7:Seaside Rendezvous/★★★★★
フレディの優雅な歌い回しが印象的なナンバー。全編遊び心に溢れており、間奏で挿入される効果音にはクスッと笑わせられます。2と同じく聴いていて楽しい曲です。アルバムはここから緊迫感のある曲が連続するので、配置的にもベストだと思います。
8:The Prophet's Song/★★★★★
シリアスなムードが漂う8分半の大曲。サビのだんだん熱を帯びていくようなフレディのボーカルが素晴らしいです。また中間の輪唱パートは評価が分かれそうですが、僕は好きですね。多重録音による臨場感が凄まじく聴いていて圧倒されます。
9:Love Of My Life/★★★★★
前曲ラストのアコギの旋律を本曲のピアノが引き継ぐオープニングが見事なバラード曲。ピアノをバックにフレディがファルセットボイスを中心にしっとりと歌い上げています。全体に漂う悲し気な雰囲気もあり、泣けます。
10:Good Company/★★★☆☆
ブライアン作のちょっと不思議なポップナンバー。可愛らしい感じでさらっと聴ける曲ではあるんですけど、結構色々な楽器の音が入っていて実験的な香りがします。個人的にはラストのギターの音が可愛くて好きです。

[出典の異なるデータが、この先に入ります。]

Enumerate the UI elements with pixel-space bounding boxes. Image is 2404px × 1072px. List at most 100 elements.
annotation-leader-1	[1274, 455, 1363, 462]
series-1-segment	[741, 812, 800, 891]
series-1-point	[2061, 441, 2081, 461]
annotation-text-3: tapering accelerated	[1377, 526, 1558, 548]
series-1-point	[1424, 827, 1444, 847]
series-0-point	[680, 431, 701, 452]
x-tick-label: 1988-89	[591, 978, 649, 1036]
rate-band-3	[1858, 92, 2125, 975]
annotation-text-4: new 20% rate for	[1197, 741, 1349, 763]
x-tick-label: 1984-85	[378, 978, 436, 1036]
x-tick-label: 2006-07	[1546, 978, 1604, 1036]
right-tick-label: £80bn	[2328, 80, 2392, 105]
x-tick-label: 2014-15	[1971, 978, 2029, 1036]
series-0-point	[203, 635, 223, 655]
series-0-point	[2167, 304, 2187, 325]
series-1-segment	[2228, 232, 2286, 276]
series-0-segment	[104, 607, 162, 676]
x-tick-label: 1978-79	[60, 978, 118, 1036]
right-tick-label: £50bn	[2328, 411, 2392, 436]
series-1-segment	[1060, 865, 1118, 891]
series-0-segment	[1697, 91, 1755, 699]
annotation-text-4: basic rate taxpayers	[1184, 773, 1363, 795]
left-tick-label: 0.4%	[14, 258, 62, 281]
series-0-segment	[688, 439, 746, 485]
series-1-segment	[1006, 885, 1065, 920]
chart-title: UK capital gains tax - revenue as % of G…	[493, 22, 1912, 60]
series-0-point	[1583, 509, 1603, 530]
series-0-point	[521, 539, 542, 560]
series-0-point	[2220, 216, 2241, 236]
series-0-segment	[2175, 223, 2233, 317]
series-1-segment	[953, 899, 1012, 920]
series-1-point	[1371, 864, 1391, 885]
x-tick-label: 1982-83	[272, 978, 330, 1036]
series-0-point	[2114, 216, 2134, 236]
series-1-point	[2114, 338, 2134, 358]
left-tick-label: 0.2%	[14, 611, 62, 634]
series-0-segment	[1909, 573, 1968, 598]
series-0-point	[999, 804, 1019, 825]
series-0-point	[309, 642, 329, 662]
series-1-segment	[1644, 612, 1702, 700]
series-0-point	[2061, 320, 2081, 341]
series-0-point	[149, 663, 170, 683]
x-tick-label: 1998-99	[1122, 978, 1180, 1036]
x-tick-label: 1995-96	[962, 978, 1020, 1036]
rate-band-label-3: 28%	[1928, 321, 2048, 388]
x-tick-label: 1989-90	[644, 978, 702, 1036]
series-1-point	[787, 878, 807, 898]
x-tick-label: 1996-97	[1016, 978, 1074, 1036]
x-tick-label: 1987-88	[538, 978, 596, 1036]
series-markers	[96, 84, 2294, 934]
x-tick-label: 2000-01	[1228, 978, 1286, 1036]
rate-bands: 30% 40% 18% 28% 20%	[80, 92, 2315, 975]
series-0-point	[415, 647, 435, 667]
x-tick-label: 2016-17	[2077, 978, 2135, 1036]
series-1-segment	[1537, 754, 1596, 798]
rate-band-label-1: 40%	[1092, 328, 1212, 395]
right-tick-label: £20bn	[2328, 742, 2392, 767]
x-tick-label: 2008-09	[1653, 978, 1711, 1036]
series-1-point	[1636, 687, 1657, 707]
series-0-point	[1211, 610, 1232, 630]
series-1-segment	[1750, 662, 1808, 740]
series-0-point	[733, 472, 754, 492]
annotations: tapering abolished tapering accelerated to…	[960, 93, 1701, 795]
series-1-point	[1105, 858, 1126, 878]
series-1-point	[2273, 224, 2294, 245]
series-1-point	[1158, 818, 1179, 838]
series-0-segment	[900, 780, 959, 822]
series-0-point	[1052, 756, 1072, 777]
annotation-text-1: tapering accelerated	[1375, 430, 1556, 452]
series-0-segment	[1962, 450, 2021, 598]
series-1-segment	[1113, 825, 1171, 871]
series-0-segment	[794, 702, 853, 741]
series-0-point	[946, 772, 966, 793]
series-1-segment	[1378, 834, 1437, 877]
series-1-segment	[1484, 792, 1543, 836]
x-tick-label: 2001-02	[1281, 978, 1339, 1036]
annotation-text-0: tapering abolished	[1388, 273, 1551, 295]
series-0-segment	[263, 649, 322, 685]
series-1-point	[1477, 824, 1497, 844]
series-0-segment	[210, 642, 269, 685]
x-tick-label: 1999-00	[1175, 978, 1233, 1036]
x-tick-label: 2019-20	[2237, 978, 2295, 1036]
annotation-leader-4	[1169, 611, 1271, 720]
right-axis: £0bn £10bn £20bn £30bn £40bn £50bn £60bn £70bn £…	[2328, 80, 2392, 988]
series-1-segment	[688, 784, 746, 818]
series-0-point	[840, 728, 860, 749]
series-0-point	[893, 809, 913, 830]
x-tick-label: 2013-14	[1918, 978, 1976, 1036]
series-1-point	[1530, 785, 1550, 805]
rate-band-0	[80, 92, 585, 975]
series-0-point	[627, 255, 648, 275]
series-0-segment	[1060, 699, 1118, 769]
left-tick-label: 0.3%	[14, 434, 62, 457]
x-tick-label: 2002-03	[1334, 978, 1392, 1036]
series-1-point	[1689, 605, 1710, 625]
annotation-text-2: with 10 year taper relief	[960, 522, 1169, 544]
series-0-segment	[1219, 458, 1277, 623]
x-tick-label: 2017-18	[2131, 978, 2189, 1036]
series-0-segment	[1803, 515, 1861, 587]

11:Bohemian Rhapsody/★★★★★
バラード、オペラ、ロックパートが混在する音楽史上に残る傑作曲と言えるでしょう。どのパートも凄まじく語るのが難しいんですが、個人的には冒頭のコーラスの後にくるバラードパートが好きですね。地声、ファルセット、がなり声などを細かく使い分けながら聴き手の感情を煽るフレディの声が素晴らしく、改めて凄いボーカリストだったんだなと思わされます。それとブライアンのギターソロですね。バラード後のソロも良いんですけど、ロックパート後のソロも良いんですよね。滅茶苦茶エモーショナルでそこにフレディが「Uh Yeah...」と合いの手を入れる場面が熱いんですよね。思い入れがある分長くなってしまいましたが、奇跡の名曲と言えるでしょう。
12:God Save The Queen/★★★★★
イギリス国家をアレンジしたインストナンバー。オペラ座の夜を聴き進めて最後にこれがくると終わりを実感しますね。ブライアンの高らかなギターの音色が胸に染みるし、締めのドラムロールが堂々とした感じで格好良いしと最後まで感情を揺さぶられます。ドラマティックな本作の終幕に相応しい曲だと思います。